No details were given of what force or threats were used, and there was no immediate word on the condition of El Hiblu 1's crew. But a military official not authorized to speak to the media said the migrants did not have weapons but that the captain and crew were outnumbered and forced to surrender.
Italian Interior Minister Matteo Salvini described the takeover as "the first act of piracy on the high seas with migrants" as the alleged hijackers. Salvini, who insisted the ship would not be allowed to dock in Italy, on Thursday praised the Malta's interception.
"Immigration is managed by criminals and should be blocked by any legal means necessary," Salvini was quoted as saying by the Italian news agency ANSA.
Next steps for migrants unclear
Humanitarian organizations strongly object to that characterization and say migrants are mistreated and even tortured in Libya, and have protested protocols to return migrants rescued offshore to the lawless northern African nation.
The aid group Sea Watch said the migrants' actions "were in self-defence against the deadly consequences forced upon them by Europe's inhumane border policy."
Last year, 2,299 migrants died at sea while trying to reach Europe, according to the International Organization for Migration. So far this year, 289 have died.
Both Italy and Malta have refused to open their ports to humanitarian ships that rescue migrants at sea, which has created numerous standoffs as European governments haggle over who will take them in.

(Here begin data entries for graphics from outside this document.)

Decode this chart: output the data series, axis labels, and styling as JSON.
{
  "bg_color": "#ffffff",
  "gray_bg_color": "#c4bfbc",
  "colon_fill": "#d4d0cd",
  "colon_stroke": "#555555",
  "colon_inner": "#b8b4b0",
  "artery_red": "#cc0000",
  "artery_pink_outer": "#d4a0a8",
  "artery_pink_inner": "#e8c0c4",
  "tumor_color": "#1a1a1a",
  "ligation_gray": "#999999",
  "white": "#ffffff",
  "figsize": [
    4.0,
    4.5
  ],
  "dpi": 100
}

A private group that operates a rescue ship and monitors how governments treat migrants, Mediterranea, urged compassion for the group on the hijacked vessel and said it hoped European countries would act "in the name of fundamental rights, remembering that we are dealing with human beings fleeing hell."
Mass migration to Europe has dropped sharply since 2015, when the continent received one million refugees and migrants from countries in the Middle East, Asia and Africa. The surge created a humanitarian crisis in which desperate travellers frequently drowned and leading arrival spots such as Italy and Greece struggled to house large numbers of asylum seekers.
Along with the dangerous sea journey itself, those who attempt to cross the Mediterranean risk being stopped by Libya's coast guard and held in Libyan detention centres that human rights groups have described as bleak places where migrants allegedly suffer routine abuse.
European Union members "alert the Libyan coast guard when refugees and migrants are spotted at sea so they can be taken back to Libya, despite knowing that people there are arbitrarily detained and exposed to widespread torture, rape, killings and exploitation," said Matteo de Bellis, an international migration researcher for Amnesty International.
EU member countries, responding to domestic opposition to welcoming immigrants, have decided to significantly downscale an EU operation in the Mediterranean, and have decided in principle to withdraw their ships, which would mean continuing the mission with air surveillance only. A formal decision has to be made by Sunday, when the mission mandate expires.
"This shameful decision has nothing to do with the needs of people who risk their lives at sea, but everything to do with the inability of European governments to agree on a way to share responsibility for them," de Bellis said.
Commercial ships have been increasingly caught between European governments hostile to taking in new migrants and the international maritime law's obligation to save people at sea.
Last November, dozens of migrants of a variety of nationalities seized control of a container ship that had picked them up in the Mediterranean, barricading themselves inside and refusing to disembark in the Libyan port of Misrata. After 10 days, Libyan authorities forcibly removed them from the ship and brought them to a detention centre.
During the standoff, several migrants on the vessel told the AP that six commercial ships had seen their rickety boat foundering but passed them by before they were picked up by the seventh.